Replacement Theology – 2

“Danger!” the dispensationalist pundits are shouting. “Watch out for replacement theology!” This specter of “replacement theology,” also masquerading under the pseudo-academic moniker “supersessionism,” looms ominously over Christendom. One blogger blogs, “One of the most dangerous and subversive doctrines held by adherents of Preterism, is the view that in A.D. 70, at the destruction of Jerusalem by the Roman armies, God’s covenant nation of Israel was superseded by the Christian church.” A website adds, “There is a demonic cancer coursing through the life blood of the Church of Jesus Christ and its name is REPLACEMENT THEOLOGY.” Yet another puts it bluntly, “This is a heresy . . .” Joel McDermon, Replacing Replacement Theology

Fight terminology with terminology.
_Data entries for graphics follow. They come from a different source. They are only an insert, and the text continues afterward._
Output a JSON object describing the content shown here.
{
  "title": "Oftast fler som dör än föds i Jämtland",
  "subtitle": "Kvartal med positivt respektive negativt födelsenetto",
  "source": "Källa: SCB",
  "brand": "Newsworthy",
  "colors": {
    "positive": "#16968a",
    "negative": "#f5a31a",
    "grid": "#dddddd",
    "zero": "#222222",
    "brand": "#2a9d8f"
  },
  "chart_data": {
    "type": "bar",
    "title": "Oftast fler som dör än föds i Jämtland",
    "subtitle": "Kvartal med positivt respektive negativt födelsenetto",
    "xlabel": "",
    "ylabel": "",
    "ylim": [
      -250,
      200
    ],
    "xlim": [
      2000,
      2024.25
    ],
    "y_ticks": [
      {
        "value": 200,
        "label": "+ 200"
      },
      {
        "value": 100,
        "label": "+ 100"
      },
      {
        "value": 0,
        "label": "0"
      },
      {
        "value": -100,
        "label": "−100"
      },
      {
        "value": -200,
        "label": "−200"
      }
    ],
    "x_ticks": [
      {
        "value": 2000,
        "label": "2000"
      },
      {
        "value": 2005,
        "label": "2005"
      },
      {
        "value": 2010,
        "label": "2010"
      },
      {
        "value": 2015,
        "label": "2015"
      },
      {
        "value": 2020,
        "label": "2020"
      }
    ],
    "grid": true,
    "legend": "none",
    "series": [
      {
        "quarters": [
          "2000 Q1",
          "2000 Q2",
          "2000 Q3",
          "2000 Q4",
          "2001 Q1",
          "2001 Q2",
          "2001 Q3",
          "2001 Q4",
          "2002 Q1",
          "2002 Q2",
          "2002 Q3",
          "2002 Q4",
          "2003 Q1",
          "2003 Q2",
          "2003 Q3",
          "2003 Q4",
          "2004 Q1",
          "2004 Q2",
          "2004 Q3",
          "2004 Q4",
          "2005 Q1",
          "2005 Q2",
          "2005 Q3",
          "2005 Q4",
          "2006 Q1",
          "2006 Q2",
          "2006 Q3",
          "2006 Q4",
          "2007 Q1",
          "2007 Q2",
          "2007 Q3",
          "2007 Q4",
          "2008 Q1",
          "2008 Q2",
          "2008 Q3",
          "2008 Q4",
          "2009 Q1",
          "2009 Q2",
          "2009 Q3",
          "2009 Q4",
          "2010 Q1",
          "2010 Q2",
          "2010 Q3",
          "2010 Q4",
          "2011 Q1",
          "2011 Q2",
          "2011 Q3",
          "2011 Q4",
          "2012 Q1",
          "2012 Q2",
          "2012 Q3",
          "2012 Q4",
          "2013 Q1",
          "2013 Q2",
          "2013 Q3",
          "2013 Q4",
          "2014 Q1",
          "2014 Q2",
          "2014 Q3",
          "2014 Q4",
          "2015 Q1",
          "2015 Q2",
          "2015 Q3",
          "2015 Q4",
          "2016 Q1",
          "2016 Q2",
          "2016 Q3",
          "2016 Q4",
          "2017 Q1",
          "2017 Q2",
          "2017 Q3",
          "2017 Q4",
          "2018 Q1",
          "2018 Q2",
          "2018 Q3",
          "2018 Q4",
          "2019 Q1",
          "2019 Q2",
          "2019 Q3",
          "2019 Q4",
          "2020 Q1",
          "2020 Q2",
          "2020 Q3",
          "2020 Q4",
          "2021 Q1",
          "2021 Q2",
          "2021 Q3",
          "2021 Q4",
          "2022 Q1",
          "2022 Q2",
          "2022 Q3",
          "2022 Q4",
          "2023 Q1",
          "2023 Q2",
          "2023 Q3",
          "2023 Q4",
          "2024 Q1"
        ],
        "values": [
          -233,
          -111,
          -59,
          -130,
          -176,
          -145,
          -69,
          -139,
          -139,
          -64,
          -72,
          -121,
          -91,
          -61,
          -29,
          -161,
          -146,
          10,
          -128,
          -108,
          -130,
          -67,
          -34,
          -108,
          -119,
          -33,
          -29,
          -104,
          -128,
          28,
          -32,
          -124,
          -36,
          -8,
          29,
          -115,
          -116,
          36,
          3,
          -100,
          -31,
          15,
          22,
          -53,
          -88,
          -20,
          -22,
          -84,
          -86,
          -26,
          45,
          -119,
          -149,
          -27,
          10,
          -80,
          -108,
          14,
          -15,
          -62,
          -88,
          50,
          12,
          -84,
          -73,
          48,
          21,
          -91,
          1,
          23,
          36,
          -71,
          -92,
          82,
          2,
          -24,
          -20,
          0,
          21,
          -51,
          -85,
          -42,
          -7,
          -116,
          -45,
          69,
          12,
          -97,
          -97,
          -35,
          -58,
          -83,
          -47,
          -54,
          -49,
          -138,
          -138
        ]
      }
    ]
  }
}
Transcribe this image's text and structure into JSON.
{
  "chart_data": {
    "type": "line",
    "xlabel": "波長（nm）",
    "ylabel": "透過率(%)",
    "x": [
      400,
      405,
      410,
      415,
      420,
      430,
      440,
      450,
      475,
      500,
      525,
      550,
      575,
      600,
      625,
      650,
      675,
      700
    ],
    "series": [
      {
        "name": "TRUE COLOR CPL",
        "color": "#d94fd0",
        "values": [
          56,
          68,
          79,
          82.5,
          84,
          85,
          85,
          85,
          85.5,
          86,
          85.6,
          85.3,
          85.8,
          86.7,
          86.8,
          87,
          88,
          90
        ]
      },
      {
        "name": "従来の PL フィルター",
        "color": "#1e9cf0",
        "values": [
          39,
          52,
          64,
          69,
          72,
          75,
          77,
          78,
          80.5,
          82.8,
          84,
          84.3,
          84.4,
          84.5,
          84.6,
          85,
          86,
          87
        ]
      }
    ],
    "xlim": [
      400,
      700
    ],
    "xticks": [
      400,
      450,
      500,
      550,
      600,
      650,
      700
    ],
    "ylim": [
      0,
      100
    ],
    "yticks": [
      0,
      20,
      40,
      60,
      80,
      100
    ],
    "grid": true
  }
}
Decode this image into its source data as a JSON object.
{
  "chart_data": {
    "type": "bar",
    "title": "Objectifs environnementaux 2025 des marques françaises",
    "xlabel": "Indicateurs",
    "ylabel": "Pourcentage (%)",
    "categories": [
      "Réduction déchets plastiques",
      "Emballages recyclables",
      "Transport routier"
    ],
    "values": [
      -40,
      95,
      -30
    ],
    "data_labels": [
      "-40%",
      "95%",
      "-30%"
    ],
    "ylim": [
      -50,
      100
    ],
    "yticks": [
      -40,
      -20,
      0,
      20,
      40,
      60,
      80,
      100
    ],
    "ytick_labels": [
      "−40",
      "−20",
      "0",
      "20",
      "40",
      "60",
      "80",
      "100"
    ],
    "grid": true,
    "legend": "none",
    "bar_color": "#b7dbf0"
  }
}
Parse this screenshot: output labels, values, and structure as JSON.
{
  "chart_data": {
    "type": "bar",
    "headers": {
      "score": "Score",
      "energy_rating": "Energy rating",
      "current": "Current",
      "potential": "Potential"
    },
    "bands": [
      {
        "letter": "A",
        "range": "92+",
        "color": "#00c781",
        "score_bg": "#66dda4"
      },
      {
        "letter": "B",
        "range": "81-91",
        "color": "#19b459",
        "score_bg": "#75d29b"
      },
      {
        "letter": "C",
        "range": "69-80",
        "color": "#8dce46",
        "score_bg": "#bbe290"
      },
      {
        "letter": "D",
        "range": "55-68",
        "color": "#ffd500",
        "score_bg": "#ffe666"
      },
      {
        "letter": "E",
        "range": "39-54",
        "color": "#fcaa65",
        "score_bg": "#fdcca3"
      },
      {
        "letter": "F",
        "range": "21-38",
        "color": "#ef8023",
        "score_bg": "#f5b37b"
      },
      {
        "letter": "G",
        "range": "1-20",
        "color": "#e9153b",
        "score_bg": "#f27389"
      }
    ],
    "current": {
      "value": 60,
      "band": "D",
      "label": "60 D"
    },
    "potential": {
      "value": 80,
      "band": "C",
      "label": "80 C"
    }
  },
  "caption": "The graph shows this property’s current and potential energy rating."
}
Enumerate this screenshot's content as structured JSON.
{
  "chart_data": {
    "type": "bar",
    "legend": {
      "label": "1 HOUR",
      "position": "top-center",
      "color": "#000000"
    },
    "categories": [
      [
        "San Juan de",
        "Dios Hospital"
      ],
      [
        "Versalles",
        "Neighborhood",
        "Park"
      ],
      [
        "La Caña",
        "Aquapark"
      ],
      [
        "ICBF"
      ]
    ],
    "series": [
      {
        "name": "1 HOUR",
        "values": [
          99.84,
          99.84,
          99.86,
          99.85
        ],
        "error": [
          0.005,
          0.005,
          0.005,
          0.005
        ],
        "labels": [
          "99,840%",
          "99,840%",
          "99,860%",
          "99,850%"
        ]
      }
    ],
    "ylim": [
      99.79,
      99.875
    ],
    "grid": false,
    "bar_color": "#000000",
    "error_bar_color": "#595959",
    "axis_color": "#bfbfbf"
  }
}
Throughout the Bible it is clear that God’s priestly nation went through many death-and-resurrection renewals. No one calls those ‘replacements.’ Can you imagine theologians arguing that Ezra’s Temple and Nehemiah’s new Jerusalem were only a temporary parenthesis, and that God would give Israel back their old kingdom?

The same thing exactly happened in the first century. Israel died and was resurrected anew. So, I propose new jargon – ‘Transformation Theology: don’t stay left behind.’